The position of a river may also affect the percolation of water more upon one side of a valley than another, for a river seldom has its course in the centre of a vale, but is generally nearest to the steeper and higher side of a hill. The configuration of a country governs to a great extent the flow and quantity of the rainfall that sinks into the earth, as in a hilly country and in impervious soil the water is quickly discharged into an adjacent river, taking the easiest course. In a flat country and pervious soil rain percolates the earth and saturates the ground, or reappears in springs.
As by drainage the retentive power of the soil is not allowed free operation, water rapidly flows into the drains instead of being chiefly held by the earth and watercourses, and channels are sometimes created; and where the rainfall is heavy or occurs in a comparatively short time floods may be caused, although the soil when drained, and therefore in a drier state, absorbs more water than when undrained and in a damp condition, water will pass through it quicker, and the discharge is thus increased in volume and velocity.

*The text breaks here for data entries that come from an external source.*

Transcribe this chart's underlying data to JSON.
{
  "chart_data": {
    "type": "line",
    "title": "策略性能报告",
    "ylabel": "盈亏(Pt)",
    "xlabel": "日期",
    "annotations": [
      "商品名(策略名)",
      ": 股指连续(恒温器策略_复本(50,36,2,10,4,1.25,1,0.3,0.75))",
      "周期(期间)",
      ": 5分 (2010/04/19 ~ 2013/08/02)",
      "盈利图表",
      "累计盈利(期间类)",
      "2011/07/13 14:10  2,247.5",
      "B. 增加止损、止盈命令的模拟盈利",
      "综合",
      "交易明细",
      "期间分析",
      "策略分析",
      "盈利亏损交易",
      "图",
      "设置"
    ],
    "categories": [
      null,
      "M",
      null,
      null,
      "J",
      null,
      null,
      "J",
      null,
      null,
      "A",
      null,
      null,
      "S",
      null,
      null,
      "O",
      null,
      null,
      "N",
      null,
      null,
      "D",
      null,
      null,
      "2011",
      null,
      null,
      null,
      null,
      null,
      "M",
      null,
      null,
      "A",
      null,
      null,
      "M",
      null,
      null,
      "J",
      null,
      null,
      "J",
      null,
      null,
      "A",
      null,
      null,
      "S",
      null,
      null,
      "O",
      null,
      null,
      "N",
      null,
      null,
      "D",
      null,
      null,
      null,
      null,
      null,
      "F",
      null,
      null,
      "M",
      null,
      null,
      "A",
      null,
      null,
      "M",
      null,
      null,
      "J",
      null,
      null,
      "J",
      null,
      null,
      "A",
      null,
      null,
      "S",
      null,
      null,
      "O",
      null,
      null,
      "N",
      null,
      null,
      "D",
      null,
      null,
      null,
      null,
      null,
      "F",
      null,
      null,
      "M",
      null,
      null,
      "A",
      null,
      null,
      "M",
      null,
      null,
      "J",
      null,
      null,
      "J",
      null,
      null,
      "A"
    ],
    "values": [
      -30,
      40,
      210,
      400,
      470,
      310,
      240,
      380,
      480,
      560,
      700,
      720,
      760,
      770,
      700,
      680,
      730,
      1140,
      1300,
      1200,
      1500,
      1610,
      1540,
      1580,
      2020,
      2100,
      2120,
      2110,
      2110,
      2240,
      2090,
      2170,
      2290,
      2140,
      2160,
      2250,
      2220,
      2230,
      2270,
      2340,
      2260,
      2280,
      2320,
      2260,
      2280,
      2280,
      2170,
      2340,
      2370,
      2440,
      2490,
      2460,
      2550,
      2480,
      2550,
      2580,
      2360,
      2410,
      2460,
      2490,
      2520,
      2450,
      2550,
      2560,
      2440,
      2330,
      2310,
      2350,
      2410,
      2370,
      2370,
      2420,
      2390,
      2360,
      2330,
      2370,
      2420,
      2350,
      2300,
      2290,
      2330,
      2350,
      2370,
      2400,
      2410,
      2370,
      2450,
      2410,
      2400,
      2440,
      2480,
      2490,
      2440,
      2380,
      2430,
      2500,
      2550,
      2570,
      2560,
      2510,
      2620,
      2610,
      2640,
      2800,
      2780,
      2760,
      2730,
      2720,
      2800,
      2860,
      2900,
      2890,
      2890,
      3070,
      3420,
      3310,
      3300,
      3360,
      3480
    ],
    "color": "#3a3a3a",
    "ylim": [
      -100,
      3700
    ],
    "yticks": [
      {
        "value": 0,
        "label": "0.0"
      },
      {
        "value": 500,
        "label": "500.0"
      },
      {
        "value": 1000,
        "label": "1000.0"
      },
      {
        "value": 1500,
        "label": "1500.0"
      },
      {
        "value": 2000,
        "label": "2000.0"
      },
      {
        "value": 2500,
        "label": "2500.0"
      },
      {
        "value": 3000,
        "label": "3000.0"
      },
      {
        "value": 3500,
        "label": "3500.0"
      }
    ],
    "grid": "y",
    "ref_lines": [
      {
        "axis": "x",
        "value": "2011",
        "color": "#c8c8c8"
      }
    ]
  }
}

Earth may be in a damp state, either from mere surface percolation and accumulation of water, or from springs which may never cease to flow; on the contrary, in rainless districts, from the almost perpetual daily drying power of the sun, the earth is sometimes found to be firmest and hardest upon the top, and for a few feet below it, than at greater depths. Separate masses of vegetation usually indicate damp places in a bare country.
As rain flows more quickly from non-absorbent soil, such as rock, and slowly permeable earth, as the clays, than from porous soil, the surface discharge is greater; and unless the water is guided, pools are likely to be formed and weak places created, especially if the ground dips towards a cutting. It is well to remember that a cutting being excavated upon the side of a hill or upon table-land may change the direction of the flow of the drainage waters, and an embankment may obstruct and interfere with them, and should the strata incline towards the excavation, it obviously favours a discharge of water into it.
If water permeates the soil or trickles down through fissures or veins, it will continue to do so until an impervious layer is reached, when it will be deflected and may become a current; therefore, whenever a permeable stratum overlies an impermeable, and the impermeable earth inclines, an increased flow may be expected, as also near the junction of tributary waters with streams or rivers.
In a drained district, water will not usually be encountered in large quantities until a depth is reached below the level of general drainage, i.e., about the invert of the nearest drains or sewers, especially in porous soils, but in the case of a pervious subsoil, such as sand or gravel, or if the tides rise in an adjacent river or the sea to the level of any foundations or above it, more water may percolate over the site or drainage area than has time to flow away between tides, the water will then rise, and systematic pumping becomes a necessity, unless the volume of the ingressing waters can be sufficiently reduced by the deposition of an impervious layer upon or in the river-bed or sea-shore, or by sheet-piling or other means, or the flow confined, which may be a risky operation in loose soil, depending upon its resistance to scour.
In clay soils, so far as slips are concerned, the action especially to be feared is the trickling of water down fissures which may extend to depths below the bottom in cuttings and create slimy surfaces, disconnecting masses of earth, and finally offering a ready means of movement, which swelling of the clay or vibration may complete. The experiments of Mr. Baldwin Latham, M. Inst. C.E., on the absorption and retention of water by clay soils, gave the following results:—The stiffest clays retained the greatest quantity of water. Clay soils can absorb and retain from 40 to 60 per cent. of water by weight. Marly clays hold less water than the pure clays. In the case of loamy soils, the percentage of water retained varied from 35 to 60 per cent. by weight, the mixture of sand and clay, therefore, limited the amount of water which it would naturally hold.
As in chalk soils fissures occur, the percolation of water and the effects of the atmosphere through the pores causes movement, and even crevices and breaks in rocks are not to be disregarded with impunity, as they are channels of disintegration.
Most earths when dry attract water, but if they are regularly irrigated, they require less moisture, depending upon the nature of the earth, and slope and relative level of the land. All soils when broken, as in embankments, absorb more water than when in an unbroken state, as in cuttings; for instance, it has been found by experiment that clayey and retentive earths will absorb about 7 per cent. more water, and light porous soils about 6 per centum. Of course, the increment varies. Even wet retentive soil, if handled, becomes considerably less impervious to moisture.
Mr. Evans, F.R.S., has proved by experiment that percolation through pure chalk is much greater than through ordinary top soil consisting of gravel, loam, and mould, both being covered with turf, and that in winter the average proportions of percolation are as about 1 for soil to 1·5 for chalk; in summer 1 for soil to 2·6 for chalk. The depth also to which chalk will allow a passage of water is some 60 per cent. more than ordinary top soil.